III. Quelles innovations dans la narration ? Comment utiliser les événements réels sans que cela ne semble forcé ?

1. Croisement des lignes temporelles : *Cold War 1994* utilise deux narratives parallèles : l’année 2017 (suivant les élections du chef de l’exécutif dans *Cold War 2*, avec Gu Tianle jouant un personnage en difficulté) et 1994 (l’histoire principale). Cela permet de relier les films précédents tout en expliquant pourquoi le préquel est nécessaire.

2 Combinaison de réalité et d’invention :

  • Utilisation d’événements réels : la dissolution du département politique de 1995 (un organisme mystérieux pour lequel il y avait peu d’informations ; le réalisateur a donc créé cette scène en s’inspirant des méthodes du MI5 britannique).
  • Flou dans les dates : *Cold War* et *Cold War 2* évitent de préciser les années pour ne pas paraître obsolètes avec le temps ; *Cold War 1994*, quant à lui, indique clairement l’année 2017 pour continuer la narration des films précédents.

Insistance sur la fiction : Le réalisateur souligne que ce n’est pas de l’histoire réelle, et que le film est comme *House of Cards* : les spectateurs doivent se concentrer sur l’histoire elle-même, sans s’inquiéter de savoir si les événements se sont vraiment produits.

IV. Comment peut-on innover dans les films policiers hongkongais ? Quel est l’avenir du genre ?

1 Evolution du genre : Le récit évolue des luttes internes au sein de la police vers des intrigues d’espionnage (Hong Kong étant une base britannique en Asie de l’Est), ainsi que l’intégration de gangs transformés en familles commerciales (un phénomène réel à cette époque). Les personnages britanniques jouent également un rôle important dans cette évolution.

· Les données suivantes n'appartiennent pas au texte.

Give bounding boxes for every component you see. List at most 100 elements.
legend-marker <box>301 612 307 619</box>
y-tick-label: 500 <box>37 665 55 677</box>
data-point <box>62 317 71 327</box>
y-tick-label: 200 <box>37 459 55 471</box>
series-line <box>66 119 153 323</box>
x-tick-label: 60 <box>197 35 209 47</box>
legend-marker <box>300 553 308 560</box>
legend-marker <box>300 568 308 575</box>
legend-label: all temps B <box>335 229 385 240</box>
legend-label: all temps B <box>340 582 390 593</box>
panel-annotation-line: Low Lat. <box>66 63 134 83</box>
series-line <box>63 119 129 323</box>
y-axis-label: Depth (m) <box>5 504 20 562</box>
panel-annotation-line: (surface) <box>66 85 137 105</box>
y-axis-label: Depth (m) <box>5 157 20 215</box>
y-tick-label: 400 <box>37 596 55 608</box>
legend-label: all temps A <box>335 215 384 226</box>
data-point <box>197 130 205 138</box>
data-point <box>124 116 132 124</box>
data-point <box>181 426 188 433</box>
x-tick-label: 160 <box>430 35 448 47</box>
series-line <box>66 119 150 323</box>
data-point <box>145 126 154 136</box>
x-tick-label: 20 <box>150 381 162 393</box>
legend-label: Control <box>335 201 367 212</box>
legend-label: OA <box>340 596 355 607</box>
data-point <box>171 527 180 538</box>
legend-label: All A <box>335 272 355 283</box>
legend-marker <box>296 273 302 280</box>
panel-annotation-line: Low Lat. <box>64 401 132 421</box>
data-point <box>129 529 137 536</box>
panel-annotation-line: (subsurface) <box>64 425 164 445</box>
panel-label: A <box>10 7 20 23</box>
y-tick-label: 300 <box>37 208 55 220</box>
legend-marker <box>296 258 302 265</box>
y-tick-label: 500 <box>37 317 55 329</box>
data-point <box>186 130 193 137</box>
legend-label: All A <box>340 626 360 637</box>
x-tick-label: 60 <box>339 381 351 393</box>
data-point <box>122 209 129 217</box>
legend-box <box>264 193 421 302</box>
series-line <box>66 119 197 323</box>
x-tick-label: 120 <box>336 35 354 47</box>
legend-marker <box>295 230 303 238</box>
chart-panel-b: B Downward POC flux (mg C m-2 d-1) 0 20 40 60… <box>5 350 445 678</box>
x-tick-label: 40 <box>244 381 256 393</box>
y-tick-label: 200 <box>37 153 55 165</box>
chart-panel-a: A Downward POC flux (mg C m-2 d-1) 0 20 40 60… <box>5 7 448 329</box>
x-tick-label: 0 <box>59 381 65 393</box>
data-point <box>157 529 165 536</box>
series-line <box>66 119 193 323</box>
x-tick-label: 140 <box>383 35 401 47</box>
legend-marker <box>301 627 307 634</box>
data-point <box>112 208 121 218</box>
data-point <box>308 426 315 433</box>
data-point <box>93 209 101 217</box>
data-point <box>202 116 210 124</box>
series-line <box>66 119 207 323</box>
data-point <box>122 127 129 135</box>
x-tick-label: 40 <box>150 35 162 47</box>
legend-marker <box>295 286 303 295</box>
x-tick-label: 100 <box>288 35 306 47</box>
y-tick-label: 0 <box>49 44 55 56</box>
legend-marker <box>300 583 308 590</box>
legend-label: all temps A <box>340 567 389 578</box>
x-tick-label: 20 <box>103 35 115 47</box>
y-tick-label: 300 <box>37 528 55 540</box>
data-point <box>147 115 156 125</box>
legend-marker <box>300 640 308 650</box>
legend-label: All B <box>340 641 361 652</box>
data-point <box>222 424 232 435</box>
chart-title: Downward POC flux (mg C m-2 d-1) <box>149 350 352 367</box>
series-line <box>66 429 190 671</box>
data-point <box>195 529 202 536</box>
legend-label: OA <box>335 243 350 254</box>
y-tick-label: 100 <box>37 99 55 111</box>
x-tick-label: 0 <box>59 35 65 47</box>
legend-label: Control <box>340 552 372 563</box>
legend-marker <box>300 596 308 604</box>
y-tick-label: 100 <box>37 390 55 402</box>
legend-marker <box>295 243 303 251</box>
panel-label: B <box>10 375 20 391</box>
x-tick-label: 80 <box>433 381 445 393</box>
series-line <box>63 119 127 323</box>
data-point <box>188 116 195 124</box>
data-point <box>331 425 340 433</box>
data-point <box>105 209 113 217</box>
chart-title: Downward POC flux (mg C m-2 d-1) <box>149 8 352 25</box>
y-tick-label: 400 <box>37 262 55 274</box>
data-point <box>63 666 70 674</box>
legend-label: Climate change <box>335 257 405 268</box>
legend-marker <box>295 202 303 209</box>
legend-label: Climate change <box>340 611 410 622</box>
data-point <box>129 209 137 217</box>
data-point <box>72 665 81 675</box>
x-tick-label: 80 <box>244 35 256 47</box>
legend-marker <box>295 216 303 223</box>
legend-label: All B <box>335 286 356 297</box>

2 Attitude face aux défis : Certains pensent que le cinéma hongkongais est en déclin, mais le réalisateur croit que tous les marchés connaissent des hauts et des bas. Aujourd’hui, Hong Kong produit seulement une dizaine de films par an et manque de jeunes acteurs ; cependant, les films policiers restent un trait distinctif du cinéma hongkongais, très populaires dans le Sud-Est asiatique (*Cold War 1994* a connu un bon succès commercial dans cette région). Sa stratégie est de créer des films avec sincérité, sans chercher à être classiques ou à remporter des records au box-office, mais plutôt à faire de son mieux pour le moment présent.

3 **Points forts de *Cold War 1995* : Le film se concentrera sur les destins des trois personnages clés (Li Wenbin, Pan Zhi’ang et Cai Yuanqi) en 1995, permettant aux spectateurs de mieux comprendre leur évolution et l’influence de l’époque.

V. Le réalisateur est à la fois scénariste et metteur en scène : quels sont les avantages de cette approche ?

Leon Lai a d’abord travaillé comme directeur artistique, puis a écrit lui-même les scénarios car il n’avait pas les moyens d’en engager un professionnel. Même avec une équipe, c’est toujours lui qui finalise le texte, car il doit expliquer l’histoire aux acteurs et s’assurer de sa cohérence. Il trouve que cela offre plus de liberté en tant que scénariste, mais également plus de responsabilités en tant que réalisateur. Cette approche lui permet de mieux contrôler les détails et le style de l’histoire, garantissant la cohérence de l’univers *Cold War*.

Cet entretien montre que l’univers *Cold War* n’est pas le fruit du hasard, mais résulte d’une réflexion approfondie sur l’histoire de Hong Kong et les attentes des spectateurs, ainsi que d’une création sincère. Quel que soit l’avenir, cette exploration des genres et cette attention aux détails rendent cet univers très prometteur.